L’exemple de Volkswagen illustre par défaut combien savoir s’écouter soi-même et s’affirmer contrevient au processus d’aliénation. Non seulement cette capacité sert à la relation des humains entre eux mais elle sert également à la relation avec la nature. L’écologie extérieure va de pair avec l’écologie intérieure.
Face aux problèmes environnementaux, il s’agit donc en premier lieu de partir de ce qui se passe en l’homme, de la nécessité de créer une société qui réponde le plus possible aux besoins et aspirations humains, dans la mesure où ceux-ci bien sûr paraissent cohérents. Pour commencer, il s’agit de mettre en place des structures qui soient autant de lieux d’expression des tensions, où les conflits pourraient trouver à se dire au lieu d’être évacués, où des sujets pourraient se dresser en lieu et place de l’entreprise de chosification.
Les paroles que le pape François a prononcées en termes simples au congrès du Capitol à Washington, le jeudi 24 septembre, vont dans ce sens. S’il reconnaît la nécessité entrepreneuriale :
« Le droit d’user des ressources naturelles, l’application de la technologie et l’esprit d’entreprise sont des éléments essentiels d’une économie qui se veut moderne, inclusive et soutenable. »

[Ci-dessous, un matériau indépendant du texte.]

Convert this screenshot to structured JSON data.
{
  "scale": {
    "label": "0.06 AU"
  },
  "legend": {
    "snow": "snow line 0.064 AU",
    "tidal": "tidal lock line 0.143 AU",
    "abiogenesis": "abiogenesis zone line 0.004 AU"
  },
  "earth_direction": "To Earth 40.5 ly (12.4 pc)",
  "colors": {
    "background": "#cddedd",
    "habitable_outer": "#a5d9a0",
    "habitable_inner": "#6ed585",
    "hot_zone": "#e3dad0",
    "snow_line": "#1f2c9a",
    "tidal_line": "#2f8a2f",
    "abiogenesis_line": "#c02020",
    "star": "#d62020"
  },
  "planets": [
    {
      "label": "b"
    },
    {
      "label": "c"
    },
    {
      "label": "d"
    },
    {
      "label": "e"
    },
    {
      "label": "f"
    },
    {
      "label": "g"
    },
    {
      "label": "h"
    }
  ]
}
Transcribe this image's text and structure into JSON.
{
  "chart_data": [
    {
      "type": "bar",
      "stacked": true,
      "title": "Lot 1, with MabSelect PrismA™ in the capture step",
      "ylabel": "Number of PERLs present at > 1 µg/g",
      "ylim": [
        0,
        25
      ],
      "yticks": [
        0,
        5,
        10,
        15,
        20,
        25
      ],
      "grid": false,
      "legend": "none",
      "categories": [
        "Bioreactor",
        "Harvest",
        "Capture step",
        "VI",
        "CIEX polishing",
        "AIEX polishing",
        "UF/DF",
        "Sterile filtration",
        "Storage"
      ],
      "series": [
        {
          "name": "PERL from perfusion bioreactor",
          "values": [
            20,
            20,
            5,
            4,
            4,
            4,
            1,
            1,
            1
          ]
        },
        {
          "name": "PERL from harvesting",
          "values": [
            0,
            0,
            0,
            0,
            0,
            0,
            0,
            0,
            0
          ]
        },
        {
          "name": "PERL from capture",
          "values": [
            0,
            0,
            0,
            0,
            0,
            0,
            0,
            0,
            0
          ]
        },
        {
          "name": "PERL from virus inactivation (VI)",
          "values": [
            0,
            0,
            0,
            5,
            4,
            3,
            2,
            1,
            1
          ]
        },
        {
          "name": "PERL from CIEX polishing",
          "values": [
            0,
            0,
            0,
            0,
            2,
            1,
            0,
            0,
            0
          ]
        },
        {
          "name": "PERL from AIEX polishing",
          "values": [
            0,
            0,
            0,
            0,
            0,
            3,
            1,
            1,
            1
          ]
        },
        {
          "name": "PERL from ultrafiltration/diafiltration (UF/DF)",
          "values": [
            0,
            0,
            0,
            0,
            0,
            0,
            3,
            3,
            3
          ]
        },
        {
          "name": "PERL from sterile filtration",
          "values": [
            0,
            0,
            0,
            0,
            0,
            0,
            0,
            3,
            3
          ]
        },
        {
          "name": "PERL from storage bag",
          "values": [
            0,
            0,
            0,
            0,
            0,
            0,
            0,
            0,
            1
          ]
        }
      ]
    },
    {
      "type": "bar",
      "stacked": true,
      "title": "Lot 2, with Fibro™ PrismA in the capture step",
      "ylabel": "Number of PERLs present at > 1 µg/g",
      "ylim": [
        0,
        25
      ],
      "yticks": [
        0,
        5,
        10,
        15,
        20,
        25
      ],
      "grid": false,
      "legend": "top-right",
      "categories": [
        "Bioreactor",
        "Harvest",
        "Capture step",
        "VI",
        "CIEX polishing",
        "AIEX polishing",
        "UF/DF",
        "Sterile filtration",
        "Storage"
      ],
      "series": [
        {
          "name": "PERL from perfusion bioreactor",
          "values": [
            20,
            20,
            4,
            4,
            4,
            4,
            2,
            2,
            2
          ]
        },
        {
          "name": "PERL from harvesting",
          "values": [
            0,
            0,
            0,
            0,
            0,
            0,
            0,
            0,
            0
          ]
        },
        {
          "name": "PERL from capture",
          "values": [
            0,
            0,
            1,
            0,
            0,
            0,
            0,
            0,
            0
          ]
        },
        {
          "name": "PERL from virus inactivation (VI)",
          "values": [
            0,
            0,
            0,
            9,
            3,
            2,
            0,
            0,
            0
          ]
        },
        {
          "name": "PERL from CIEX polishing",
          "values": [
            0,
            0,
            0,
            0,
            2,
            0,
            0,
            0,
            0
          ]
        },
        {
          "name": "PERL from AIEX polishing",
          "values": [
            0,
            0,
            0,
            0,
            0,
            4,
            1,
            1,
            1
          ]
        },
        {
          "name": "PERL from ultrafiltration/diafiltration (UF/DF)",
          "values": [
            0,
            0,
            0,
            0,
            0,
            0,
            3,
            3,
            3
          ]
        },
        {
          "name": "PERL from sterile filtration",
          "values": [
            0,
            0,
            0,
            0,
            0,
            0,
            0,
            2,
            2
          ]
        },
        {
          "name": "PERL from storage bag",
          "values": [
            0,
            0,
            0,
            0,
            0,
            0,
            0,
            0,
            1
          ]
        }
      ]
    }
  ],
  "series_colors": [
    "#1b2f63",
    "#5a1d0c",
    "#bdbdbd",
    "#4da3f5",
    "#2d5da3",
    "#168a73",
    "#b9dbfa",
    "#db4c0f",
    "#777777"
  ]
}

il critique par contre « une avidité égotique et sans limites pour le pouvoir et la prospérité matérielle », « une culture croissante du gaspillage » qui touche les gens comme les choses et « une fragmentation sociale croissante et constante ».
Le capitalisme est devenu une véritable idolâtrie, un nouveau dieu, qui élève des murs en nous et entre nous et nous donne un « faux sentiment de sécurité » tout en nous anesthésiant. (New York Times, sept.28 2015)
30 octobre 2015
Références
(1) Andy Fisher, Radical ecopsychology, Psychology in the service of Life, State University of New York Press, 2002, p. 17
(2) Andy Fisher, op. cit., p. 21
(3) Marie Romanens, Maltraitance au travail, les effets pervers du harcèlement, Desclée de Brouwer, 2003, p.183
(4) Ibid., p.193
(5) Ibid., p.110-111
(6) Ibid., p. 164
(7) Ibid., p. 165
(8) Ibid., p. 38-39
(9) Ibid., p. 39
(10) Erich Fromm, Société aliénée et société saine, Le Courrier du Livre, 1971, p. 122
(11) Ibid., p. 127
(12) Roland Gori, L’individu ingouvernable, Les liens qui libèrent, septembre 2015, p. 58
(13) Jean-Pierre Le Goff, Les illusions du management, cité par Marie Romanens, op. cit., p. 144
(14) Marie Romanens, op. cit., p. 253
(15) Erich Fromm, Société aliénée et société saine, Le Courrier du Livre, 1971, p. 23
(16) Erich Fromm, La passion de détruire, Robert Laffont, 2001, p.67 à 73
(17) Stanley Milgram, cité par E. Fromm, La passion de détruire, Robert Laffont, 2001, p.70
(18) Erich Fromm, La passion de détruire, Robert Laffont, 2001, p.70.